И с демоническим выражением на лице пошла на меня. Я закричал. Папа обнял меня и сказал:

– Спи, сын мой. Никто не тронет тебя.

После долгого молчания, словно отвечая на важный вопрос, который эта ночь, его предки и его надежды задали ему, он сказал:

– Сегодня я весь день носил на голове этот мир.

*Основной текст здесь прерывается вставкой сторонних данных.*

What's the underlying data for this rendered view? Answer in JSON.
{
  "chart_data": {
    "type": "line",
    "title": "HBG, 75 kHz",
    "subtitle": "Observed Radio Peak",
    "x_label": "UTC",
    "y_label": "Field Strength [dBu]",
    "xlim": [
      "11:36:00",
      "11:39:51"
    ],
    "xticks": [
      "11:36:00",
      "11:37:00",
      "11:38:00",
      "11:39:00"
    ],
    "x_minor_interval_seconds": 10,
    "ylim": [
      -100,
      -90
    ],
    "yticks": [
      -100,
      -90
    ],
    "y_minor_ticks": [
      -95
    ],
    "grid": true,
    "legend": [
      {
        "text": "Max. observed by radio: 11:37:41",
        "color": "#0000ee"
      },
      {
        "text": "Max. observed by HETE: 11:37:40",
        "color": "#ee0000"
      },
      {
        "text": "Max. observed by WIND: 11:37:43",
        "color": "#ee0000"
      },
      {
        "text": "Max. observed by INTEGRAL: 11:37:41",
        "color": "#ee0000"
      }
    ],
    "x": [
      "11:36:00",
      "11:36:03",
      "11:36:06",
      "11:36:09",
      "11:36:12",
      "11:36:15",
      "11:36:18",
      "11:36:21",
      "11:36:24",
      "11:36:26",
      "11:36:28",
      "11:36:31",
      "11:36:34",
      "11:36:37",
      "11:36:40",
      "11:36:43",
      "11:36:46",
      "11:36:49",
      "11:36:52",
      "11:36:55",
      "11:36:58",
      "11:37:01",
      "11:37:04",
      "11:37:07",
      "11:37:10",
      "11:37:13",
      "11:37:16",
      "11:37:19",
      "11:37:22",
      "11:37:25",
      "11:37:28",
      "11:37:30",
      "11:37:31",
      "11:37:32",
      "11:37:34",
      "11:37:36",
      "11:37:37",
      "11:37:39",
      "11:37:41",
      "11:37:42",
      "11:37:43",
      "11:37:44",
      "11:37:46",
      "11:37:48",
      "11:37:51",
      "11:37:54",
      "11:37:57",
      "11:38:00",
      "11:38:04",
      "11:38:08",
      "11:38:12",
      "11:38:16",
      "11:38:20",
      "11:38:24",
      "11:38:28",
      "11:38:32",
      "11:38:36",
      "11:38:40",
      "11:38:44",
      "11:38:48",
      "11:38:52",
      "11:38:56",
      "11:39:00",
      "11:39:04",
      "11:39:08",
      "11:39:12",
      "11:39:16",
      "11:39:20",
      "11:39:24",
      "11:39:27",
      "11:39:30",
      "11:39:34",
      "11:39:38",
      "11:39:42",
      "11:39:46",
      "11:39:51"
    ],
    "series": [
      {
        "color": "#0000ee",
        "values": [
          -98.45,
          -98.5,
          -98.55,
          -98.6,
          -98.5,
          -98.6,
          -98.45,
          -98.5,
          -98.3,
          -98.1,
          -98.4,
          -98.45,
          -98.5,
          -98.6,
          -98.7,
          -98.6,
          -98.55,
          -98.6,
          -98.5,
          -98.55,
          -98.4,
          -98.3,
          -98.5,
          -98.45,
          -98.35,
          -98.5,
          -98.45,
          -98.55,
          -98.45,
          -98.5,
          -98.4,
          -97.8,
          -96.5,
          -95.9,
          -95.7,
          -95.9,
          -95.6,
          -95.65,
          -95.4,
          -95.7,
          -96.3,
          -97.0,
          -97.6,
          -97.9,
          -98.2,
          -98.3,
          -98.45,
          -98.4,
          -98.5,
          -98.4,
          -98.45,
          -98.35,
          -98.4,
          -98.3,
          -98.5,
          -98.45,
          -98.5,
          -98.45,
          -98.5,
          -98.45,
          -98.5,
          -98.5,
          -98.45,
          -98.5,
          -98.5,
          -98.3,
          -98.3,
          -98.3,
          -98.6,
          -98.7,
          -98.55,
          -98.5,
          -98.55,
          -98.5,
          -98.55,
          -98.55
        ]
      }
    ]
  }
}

И вскоре после этого он заснул. Он спал как гигант.

Глава 14

Папа возносил молитвы над телом Мамы. В комнате находился травник. Он выглядел очень свирепым, мудрым и от него пахло прелыми листьями. Он жевал какой-то корень и его зубы были коричневыми. Он обрызгал комнату жидкостью из своей полтыквины. По обеим сторонам от маминого тела горели свечи. Она лежала на мате, ее дыхание было мягким. Намазанные сурьмой веки блестели. На ее лице лежал труп летучей мыши. На ее плечи были нанесены надрезы бритвой, и я видел, как кровь стала черной, когда травник обработал надрезы пеплом. Травник заставил ее сесть прямо и выпить из чаши горькую жидкость. Мама скривила лицо. Травник начал стегать воздух, изгоняя незваных духов своей великолепной плеткой. Воздух сотрясался от криков духов. Когда он опечатал наше пространство короткими заклинаниями в рифму, он снова усадил Маму прямо. Под нашим неусыпным взором он прижег мамино плечо и вытащил из ее плоти длинную иглу и три каури. Он вышел из дома и зарыл их в земле.

Когда он закончил лечение, Мама заснула, и выглядела она спокойнее, чем прежде. Травник и Папа торговались по поводу денег. Голос Папы был натянутый, он все просил, чтобы стоимость лечения была ниже. Травник не сбавлял цену. Папа сказал, что это все, что у него есть. Травник не уступал. Папа вздохнул, заплатил, и они сели поговорить. Я возненавидел травника за то, что он взял столько денег с Папы, и проклял его. Они беседовали как друзья, и я еще больше ненавидел его за то, что он притворялся нашим другом. Когда он встал, чтобы выйти, он заметил меня, казалось, впервые за все это время. Он сурово поглядел на меня и дал мне фунт, который я отдал Папе. Я взял назад свое проклятие, и он ушел. Я уселся Папе на ноги, и мы смотрели, как Мама шумно спит на кровати.

* * *

Позже, в тот же день, Папа сказал, что хочет пить. Мы пошли в бар. За стойкой Мадам Кото никого не было, кроме мух. Я слышал, как она поет на заднем дворе. Папа позвал ее, но она не слышала. Мы оба звали ее, стуча по столу, и все-таки она нас не услышала. Мы продолжали стучать по столу, выкрикивая ее имя, когда вдруг входная дверь распахнулась, и черный ветер ворвался в бар, обогнул нас и исчез в глиняном котле с водой.

– Ты видел это, Папа? – спросил я.

– Что?

– Черный ветер.

– Нет.

Вошла Мадам Кото, растрепанная, с руками, измазанными в крови животного.

– Так это вы двое. Я сейчас приду.

Она вышла и через несколько минут вернулась – руки чистые, волосы причесаны.

– Что вы будете пить?

Папа заказал обычное пальмовое вино и перечный суп с мясным жарким. Когда вино было подано на стол, мухи оживились вокруг нас. Со стены, пока мы пили, на нас смотрел геккон.

– Посмотри на геккона, Папа.

– Не бери в голову, – сказал он, не смотря. – Это наш друг, он наблюдает за нами.

Перечный суп был горячее, чем обычно, и я дул на него, чтобы охладить.

– Выпей немного воды, – сказала Мадам Кото.

– Нет, я не хочу воды.

– Почему?

– Черный ветер вошел туда.

– Какой ветер?

– Не обращайте на него внимания, – сказал Папа.

Она посмотрела на меня с подозрением.

– У вас странный сын, – ответила она и села напротив нас на стол.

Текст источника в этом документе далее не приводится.